Panellist Iyad Malas, partner at private equity firm Gateway Partners, said stability had been an important ingredient in the UAE success story. Dubai and Singapore based Gateway Partners connects private capital to investment opportunities across Africa, Middle East, South Asia and South East Asia.
"At the end of the day, the ownership has to be completely transparent and bulletproof,” he said. “This is an important factor in terms of attracting foreign investment. We haven't seen the benefit of global funds looking for opportunities in the UAE yet, but this recent relaxation of the rules is going to be an important factor as people begin to wake up to the opportunities here.”
The panel was completed by Omnia Kelig (EMBADJ2019). Kelig is Chairwoman and Managing Director of Naeem Financial Investments – a member of Naeem Holding Group, it sources private equity opportunities in the UAE and Egypt.
“The UAE is ranked 11th out of 190 countries by the World Bank for ease of doing business,” she said. “All the other GCC council members are lined up far below. When it comes to investment you know the right protections are in place and you know how to exit.
"However, there is a need for collaboration across countries to facilitate transaction execution."
"This recent relaxation of the rules is going to be an important factor as people begin to wake up to the opportunities here."
Malas concurred: "Legally it’s clear but the market liquidity isn’t there. And that's really the under development of local capital markets.
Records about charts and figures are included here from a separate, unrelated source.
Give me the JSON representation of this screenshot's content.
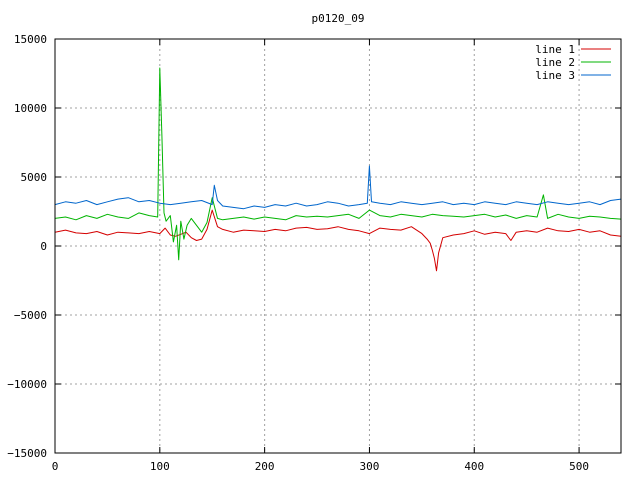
{
  "chart_data": {
    "type": "line",
    "title": "p0120_09",
    "xlabel": "",
    "ylabel": "",
    "xlim": [
      0,
      540
    ],
    "ylim": [
      -15000,
      15000
    ],
    "xticks": [
      0,
      100,
      200,
      300,
      400,
      500
    ],
    "yticks": [
      -15000,
      -10000,
      -5000,
      0,
      5000,
      10000,
      15000
    ],
    "xtick_labels": [
      "0",
      "100",
      "200",
      "300",
      "400",
      "500"
    ],
    "ytick_labels": [
      "−15000",
      "−10000",
      "−5000",
      "0",
      "5000",
      "10000",
      "15000"
    ],
    "grid": true,
    "legend_position": "top-right",
    "series": [
      {
        "name": "line 1",
        "color": "#d40000",
        "x": [
          0,
          10,
          20,
          30,
          40,
          50,
          60,
          70,
          80,
          90,
          100,
          105,
          110,
          115,
          120,
          125,
          130,
          135,
          140,
          145,
          150,
          155,
          160,
          170,
          180,
          190,
          200,
          210,
          220,
          230,
          240,
          250,
          260,
          270,
          280,
          290,
          300,
          310,
          320,
          330,
          340,
          350,
          355,
          358,
          360,
          362,
          364,
          366,
          370,
          380,
          390,
          400,
          410,
          420,
          430,
          435,
          440,
          450,
          460,
          470,
          480,
          490,
          500,
          510,
          520,
          530,
          540
        ],
        "values": [
          1000,
          1150,
          950,
          900,
          1050,
          800,
          1000,
          950,
          900,
          1050,
          900,
          1300,
          800,
          700,
          850,
          1000,
          600,
          400,
          500,
          1200,
          2600,
          1400,
          1200,
          1000,
          1150,
          1100,
          1050,
          1200,
          1100,
          1300,
          1350,
          1200,
          1250,
          1400,
          1200,
          1100,
          900,
          1300,
          1200,
          1150,
          1400,
          900,
          500,
          200,
          -300,
          -900,
          -1800,
          -500,
          600,
          800,
          900,
          1100,
          850,
          1000,
          900,
          400,
          1000,
          1100,
          1000,
          1300,
          1100,
          1050,
          1200,
          1000,
          1100,
          800,
          700
        ]
      },
      {
        "name": "line 2",
        "color": "#00b400",
        "x": [
          0,
          10,
          20,
          30,
          40,
          50,
          60,
          70,
          80,
          90,
          98,
          100,
          102,
          104,
          106,
          110,
          113,
          116,
          118,
          120,
          123,
          126,
          130,
          135,
          140,
          145,
          150,
          155,
          160,
          170,
          180,
          190,
          200,
          210,
          220,
          230,
          240,
          250,
          260,
          270,
          280,
          290,
          300,
          310,
          320,
          330,
          340,
          350,
          360,
          370,
          380,
          390,
          400,
          410,
          420,
          430,
          440,
          450,
          460,
          466,
          470,
          480,
          490,
          500,
          510,
          520,
          530,
          540
        ],
        "values": [
          2000,
          2100,
          1900,
          2200,
          2000,
          2300,
          2100,
          2000,
          2400,
          2200,
          2100,
          12900,
          8000,
          2400,
          1800,
          2200,
          300,
          1500,
          -1000,
          1800,
          500,
          1500,
          2000,
          1500,
          1000,
          1700,
          3500,
          2000,
          1900,
          2000,
          2100,
          1950,
          2100,
          2000,
          1900,
          2200,
          2100,
          2150,
          2100,
          2200,
          2300,
          2000,
          2600,
          2200,
          2100,
          2300,
          2200,
          2100,
          2300,
          2200,
          2150,
          2100,
          2200,
          2300,
          2100,
          2250,
          2000,
          2200,
          2100,
          3700,
          2000,
          2300,
          2100,
          2000,
          2150,
          2100,
          2000,
          1950
        ]
      },
      {
        "name": "line 3",
        "color": "#0066cc",
        "x": [
          0,
          10,
          20,
          30,
          40,
          50,
          60,
          70,
          80,
          90,
          100,
          110,
          120,
          130,
          140,
          150,
          152,
          155,
          160,
          170,
          180,
          190,
          200,
          210,
          220,
          230,
          240,
          250,
          260,
          270,
          280,
          290,
          298,
          300,
          302,
          310,
          320,
          330,
          340,
          350,
          360,
          370,
          380,
          390,
          400,
          410,
          420,
          430,
          440,
          450,
          460,
          470,
          480,
          490,
          500,
          510,
          520,
          530,
          540
        ],
        "values": [
          3000,
          3200,
          3100,
          3300,
          3000,
          3200,
          3400,
          3500,
          3200,
          3300,
          3100,
          3000,
          3100,
          3200,
          3300,
          3000,
          4400,
          3300,
          2900,
          2800,
          2700,
          2900,
          2800,
          3000,
          2900,
          3100,
          2900,
          3000,
          3200,
          3100,
          2900,
          3000,
          3100,
          5800,
          3200,
          3100,
          3000,
          3200,
          3100,
          3000,
          3100,
          3200,
          3000,
          3100,
          3000,
          3200,
          3100,
          3000,
          3200,
          3100,
          3000,
          3200,
          3100,
          3000,
          3100,
          3200,
          3000,
          3300,
          3400
        ]
      }
    ]
  }
}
If you look over the past 10 to 15 years, there's not been too many very successful exits through the capital markets.”
Malas said there was a case for greater regional cooperation: “We really think about this being one region, we need to have all the liquidity and that is something governments on a regional basis can do, which would be helpful for the development of any company.”
Professor Vasvari also put it to the panel that it was difficult for foreign private equity firms to compete with local companies backed by family wealth in the UAE.
Malas said there is a generational shift taking place from making private investments towards an innovation and entrepreneurship culture in which foreign investment could play an important role in supporting new ventures.
"The main challenge is deal origination," said Kelig. "I see that the global private equity funds coming into the region are sitting on lots of dry powder. And with the sovereign funds and family offices active in the same industry as well, there will be too much money chasing too few good assets. This is why we need rational regional expansion."
Sheikh Maktoum advised investors to look for UAE firms with a global focus and scale to truly succeed. He hopes regional connections and growth, led by the UAE, would help the region’s companies, backed by foreign investment, emerge onto a world stage.